由于笔者水平有限,在此只能对相关概念进行简要介绍,如有不当还望指正。

ELF

ELF,Executable and Linkable Format,是Unix以及类Unix系统对象文件的格式标准。ELF是一种可扩展的文件格式,不同的硬件平台和操作系统下均有不同的实现。通用地讲,ELF对象文件主要包含三种:

  1. 可重定向文件(relocatable file)

用于和其它对象文件进行连接生成可执行文件或共享对象文件。

  1. 可执行文件(executable fiel)

  2. 共享对象文件(shared object file)

文件格式的根本目的就是描述一个文件的内容。而为了能对不同内容的文件进行描述,文件格式通常会定义各种复杂的数据结构来描述其中的内容。当这些复杂数据结构变成线性结构时常常转换为各种表格,通常是多重层叠的表格。如Java程序的字节码文件就使用了各种表格来描述可执行文件的内容。ELF文件也不例外,它也定义了各种不同的数据结构(表格)。

因为ELF格式既能描述一个可执行文件,也能描述一个用于链接的对象文件,所以ELF文件格式提供了两种不同的视角:

因为这款玩具操作系统将运行在intel平台之上,在此只对System V在Intel架构之上的ELF文件格式进行简要介绍。

假设现有kernel.c文件如下:

int main(){
    return 0xdead;
}

使用之前编译好的交叉编译工具对kernel.c文件进行编译,并生成kernel.o对象文件。具体编译指令为:i686-elf-gcc -std=gnu99 -ffreestanding -O2 -c kernel.c -o kernel.o

工具readelf可以查看ELF格式的文件内容。(注意,Mac不自带readelf工具,需要安装gnu的工具链,之前有过介绍)。

和所有文件格式一样,ELF格式文件最开始的若干字节为文件的魔数(magic number),用于描述文件格式。Header作为ELF格式文件的第一部分内容,从整体上描述了该ELF文件的内容。包含了此文件所对应的系统和硬件平台需求,以及Program Header Table/Section Header Table的概要信息(即如何找到这两个表格),以及其它的一些元信息。下图描述了a.out文件的Header信息

从上图中可以看出,由a.c文件所编译而来的a.out文件不是可执行文件,因此其并没有Program Header。相反,a.out文件使用几个section来描述其内容。

ELF文件中的Section Header Table描述了该文件中所有section的元信息,包括名称、类型、以及如果被加载到程序映像时的内存信息(地址、大小、权限等)等信息。

其中,所有预定义的section name都是以.开始。在ELF规范中预定了几个特殊的section,这里选几个常见的进行简要介绍。

  • .bss 未初始化数据
  • .data 已初始化的数据
  • .dynamic 动态链接信息
  • .strtab 字符串表
  • .symtab 符号表
  • .text 可执行代码

而System V进一步地定义了几个特殊的section。这里只介绍两个我们需要关心的section:

  • .fini 程序终止时需要执行的代码
  • .init 程序初始化时需要执行的代码(一般情况下,是在main函数之前被执行的代码)
  • .relname 重定向信息,其中name为占位符。

下图描述了kernel.o文件中的section信息:

编译生成的kernel.o文件并不是一个可执行文件.它并没有一个Program Header Table,因此程序加载器也无法知道应该如何将文件加载到内存中以及如何将控制流传递给此文件所描述的程序。相反,它包含了关于如何重定向该文件的信息,如下图所示:

为了能让kernel.c所描述的程序能作为一个“内核”在bochs虚拟机上运行(通过grub加载),我们需要一个可执行的kernel文件。

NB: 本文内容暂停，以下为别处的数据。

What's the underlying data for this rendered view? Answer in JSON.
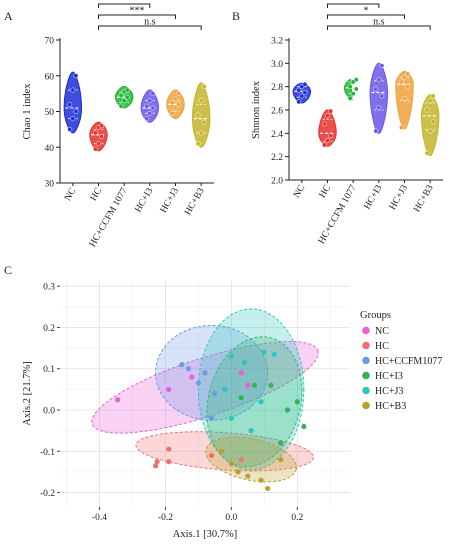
{
  "panels": {
    "a": "A",
    "b": "B",
    "c": "C"
  },
  "chart_data": [
    {
      "type": "violin",
      "panel": "A",
      "ylabel": "Chao 1 index",
      "ylim": [
        30,
        70
      ],
      "yticks": [
        30,
        40,
        50,
        60,
        70
      ],
      "categories": [
        "NC",
        "HC",
        "HC+CCFM 1077",
        "HC+I3",
        "HC+J3",
        "HC+B3"
      ],
      "colors": [
        "#1c2ed6",
        "#e8302c",
        "#1fb532",
        "#6a58e8",
        "#f0a13a",
        "#c4b52a"
      ],
      "groups": [
        {
          "name": "NC",
          "min": 44,
          "q1": 48,
          "median": 51,
          "q3": 56,
          "max": 61,
          "points": [
            45,
            48,
            50,
            52,
            56,
            60
          ]
        },
        {
          "name": "HC",
          "min": 39,
          "q1": 41,
          "median": 43.5,
          "q3": 45,
          "max": 47,
          "points": [
            39.5,
            41,
            43,
            44,
            45.5,
            46
          ]
        },
        {
          "name": "HC+CCFM 1077",
          "min": 51,
          "q1": 52.5,
          "median": 54,
          "q3": 55.5,
          "max": 57,
          "points": [
            51.5,
            53,
            54,
            54.5,
            55.5,
            56
          ]
        },
        {
          "name": "HC+I3",
          "min": 47,
          "q1": 49.5,
          "median": 51,
          "q3": 53,
          "max": 56,
          "points": [
            48,
            49.5,
            51,
            51.5,
            53,
            55
          ]
        },
        {
          "name": "HC+J3",
          "min": 48,
          "q1": 50,
          "median": 52,
          "q3": 53,
          "max": 56,
          "points": [
            49.5,
            51,
            52,
            52.5,
            53.5,
            55
          ]
        },
        {
          "name": "HC+B3",
          "min": 40,
          "q1": 44,
          "median": 48,
          "q3": 52,
          "max": 58,
          "points": [
            41,
            44,
            47,
            49,
            53,
            57
          ]
        }
      ],
      "brackets": [
        {
          "from": "NC",
          "to": "HC",
          "label": "**"
        },
        {
          "from": "HC",
          "to": "HC+CCFM 1077",
          "label": "***"
        },
        {
          "from": "HC",
          "to": "HC+I3",
          "label": "**"
        },
        {
          "from": "HC",
          "to": "HC+J3",
          "label": "***"
        },
        {
          "from": "HC",
          "to": "HC+B3",
          "label": "n.s"
        }
      ]
    },
    {
      "type": "violin",
      "panel": "B",
      "ylabel": "Shnnon index",
      "ylim": [
        2.0,
        3.2
      ],
      "yticks": [
        "2.0",
        "2.2",
        "2.4",
        "2.6",
        "2.8",
        "3.0",
        "3.2"
      ],
      "categories": [
        "NC",
        "HC",
        "HC+CCFM 1077",
        "HC+I3",
        "HC+J3",
        "HC+B3"
      ],
      "colors": [
        "#1c2ed6",
        "#e8302c",
        "#1fb532",
        "#6a58e8",
        "#f0a13a",
        "#c4b52a"
      ],
      "groups": [
        {
          "name": "NC",
          "min": 2.66,
          "q1": 2.71,
          "median": 2.76,
          "q3": 2.8,
          "max": 2.83,
          "points": [
            2.67,
            2.72,
            2.75,
            2.77,
            2.8,
            2.82
          ]
        },
        {
          "name": "HC",
          "min": 2.29,
          "q1": 2.33,
          "median": 2.4,
          "q3": 2.52,
          "max": 2.6,
          "points": [
            2.3,
            2.34,
            2.38,
            2.48,
            2.55,
            2.59
          ]
        },
        {
          "name": "HC+CCFM 1077",
          "min": 2.69,
          "q1": 2.74,
          "median": 2.79,
          "q3": 2.84,
          "max": 2.87,
          "points": [
            2.7,
            2.74,
            2.78,
            2.8,
            2.84,
            2.86
          ]
        },
        {
          "name": "HC+I3",
          "min": 2.4,
          "q1": 2.6,
          "median": 2.75,
          "q3": 2.85,
          "max": 3.0,
          "points": [
            2.42,
            2.62,
            2.72,
            2.78,
            2.86,
            2.98
          ]
        },
        {
          "name": "HC+J3",
          "min": 2.44,
          "q1": 2.68,
          "median": 2.82,
          "q3": 2.88,
          "max": 2.93,
          "points": [
            2.45,
            2.7,
            2.8,
            2.84,
            2.88,
            2.91
          ]
        },
        {
          "name": "HC+B3",
          "min": 2.21,
          "q1": 2.43,
          "median": 2.55,
          "q3": 2.66,
          "max": 2.73,
          "points": [
            2.23,
            2.42,
            2.5,
            2.6,
            2.68,
            2.72
          ]
        }
      ],
      "brackets": [
        {
          "from": "NC",
          "to": "HC",
          "label": "*"
        },
        {
          "from": "HC",
          "to": "HC+CCFM 1077",
          "label": "*"
        },
        {
          "from": "HC",
          "to": "HC+I3",
          "label": "*"
        },
        {
          "from": "HC",
          "to": "HC+J3",
          "label": "*"
        },
        {
          "from": "HC",
          "to": "HC+B3",
          "label": "n.s"
        }
      ]
    },
    {
      "type": "scatter",
      "panel": "C",
      "xlabel": "Axis.1   [30.7%]",
      "ylabel": "Axis.2   [21.7%]",
      "xlim": [
        -0.52,
        0.36
      ],
      "ylim": [
        -0.235,
        0.315
      ],
      "xticks": [
        "-0.4",
        "-0.2",
        "0.0",
        "0.2"
      ],
      "yticks": [
        "-0.2",
        "-0.1",
        "0.0",
        "0.1",
        "0.2",
        "0.3"
      ],
      "grid": true,
      "legend_title": "Groups",
      "legend_position": "right",
      "series": [
        {
          "name": "NC",
          "color": "#e85fd6",
          "ellipse": {
            "cx": -0.08,
            "cy": 0.055,
            "rx": 0.36,
            "ry": 0.07,
            "angle_deg": 18
          },
          "points": [
            [
              -0.345,
              0.025
            ],
            [
              -0.19,
              0.05
            ],
            [
              -0.12,
              0.08
            ],
            [
              -0.08,
              0.09
            ],
            [
              0.03,
              0.09
            ],
            [
              0.05,
              0.06
            ]
          ]
        },
        {
          "name": "HC",
          "color": "#f07070",
          "ellipse": {
            "cx": -0.02,
            "cy": -0.1,
            "rx": 0.27,
            "ry": 0.045,
            "angle_deg": -4
          },
          "points": [
            [
              -0.225,
              -0.125
            ],
            [
              -0.23,
              -0.135
            ],
            [
              -0.19,
              -0.095
            ],
            [
              -0.19,
              -0.125
            ],
            [
              -0.06,
              -0.11
            ],
            [
              0.03,
              -0.12
            ]
          ]
        },
        {
          "name": "HC+CCFM1077",
          "color": "#6c9ae8",
          "ellipse": {
            "cx": -0.06,
            "cy": 0.09,
            "rx": 0.17,
            "ry": 0.115,
            "angle_deg": 0
          },
          "points": [
            [
              -0.15,
              0.11
            ],
            [
              -0.13,
              0.1
            ],
            [
              -0.08,
              0.09
            ],
            [
              -0.1,
              0.065
            ],
            [
              -0.05,
              0.04
            ],
            [
              -0.06,
              -0.02
            ]
          ]
        },
        {
          "name": "HC+I3",
          "color": "#2fb552",
          "ellipse": {
            "cx": 0.07,
            "cy": 0.02,
            "rx": 0.14,
            "ry": 0.16,
            "angle_deg": -14
          },
          "points": [
            [
              0.03,
              0.03
            ],
            [
              0.07,
              0.06
            ],
            [
              0.12,
              0.06
            ],
            [
              0.17,
              0.0
            ],
            [
              0.2,
              0.02
            ],
            [
              0.22,
              -0.04
            ],
            [
              0.15,
              -0.08
            ]
          ]
        },
        {
          "name": "HC+J3",
          "color": "#2fc6c0",
          "ellipse": {
            "cx": 0.06,
            "cy": 0.05,
            "rx": 0.16,
            "ry": 0.195,
            "angle_deg": 0
          },
          "points": [
            [
              0.0,
              0.13
            ],
            [
              0.04,
              0.115
            ],
            [
              0.1,
              0.14
            ],
            [
              0.13,
              0.135
            ],
            [
              -0.02,
              0.05
            ],
            [
              0.09,
              0.02
            ],
            [
              0.0,
              -0.02
            ],
            [
              0.06,
              -0.05
            ]
          ]
        },
        {
          "name": "HC+B3",
          "color": "#b8a02a",
          "ellipse": {
            "cx": 0.06,
            "cy": -0.12,
            "rx": 0.14,
            "ry": 0.05,
            "angle_deg": -12
          },
          "points": [
            [
              -0.03,
              -0.1
            ],
            [
              0.0,
              -0.13
            ],
            [
              0.02,
              -0.15
            ],
            [
              0.05,
              -0.16
            ],
            [
              0.09,
              -0.17
            ],
            [
              0.11,
              -0.19
            ],
            [
              0.15,
              -0.12
            ]
          ]
        }
      ]
    }
  ]
}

下述代码所示的boot.s文件,主要是定义了能被grub识别的multi-boot信息,定义了_start函数。_start函数在会在调用kernel.c中的main函数之后进入死循环。通过命令i686-elf-as boot.s -o boot.o可将此汇编文件编译生成boot.o对象文件。

# Declare constants used for creating a multiboot header.
.set ALIGN,    1<<0             # align loaded modules on page boundaries
.set MEMINFO,  1<<1             # provide memory map
.set FLAGS,    ALIGN | MEMINFO  # this is the Multiboot 'flag' field
.set MAGIC,    0x1BADB002       # 'magic number' lets bootloader find the header
.set CHECKSUM, -(MAGIC + FLAGS) # checksum of above, to prove we are multiboot

# Declare a header as in the Multiboot Standard. We put this into a special
# section so we can force the header to be in the start of the final program.
# You don't need to understand all these details as it is just magic values that
# is documented in the multiboot standard. The bootloader will search for this
# magic sequence and recognize us as a multiboot kernel.
.section .multiboot
.align 4
.long MAGIC
.long FLAGS
.long CHECKSUM

# Currently the stack pointer register (esp) points at anything and using it may
# cause massive harm. Instead, we'll provide our own stack. We will allocate
# room for a small temporary stack by creating a symbol at the bottom of it,
# then allocating 16384 bytes for it, and finally creating a symbol at the top.
.section .bootstrap_stack, "aw", @nobits
stack_bottom:
.skip 16384 # 16 KiB
stack_top:

# The linker script specifies _start as the entry point to the kernel and the
# bootloader will jump to this position once the kernel has been loaded. It
# doesn't make sense to return from this function as the bootloader is gone.
.section .text
.global _start
.type _start, @function
_start:
    # Welcome to kernel mode! We now have sufficient code for the bootloader to
    # load and run our operating system. It doesn't do anything interesting yet.
    # Perhaps we would like to call printf("Hello, World\n"). You should now
    # realize one of the profound truths about kernel mode: There is nothing
    # there unless you provide it yourself. There is no printf function. There
    # is no <stdio.h> header. If you want a function, you will have to code it
    # yourself. And that is one of the best things about kernel development:
    # you get to make the entire system yourself. You have absolute and complete
    # power over the machine, there are no security restrictions, no safe
    # guards, no debugging mechanisms, there is nothing but what you build.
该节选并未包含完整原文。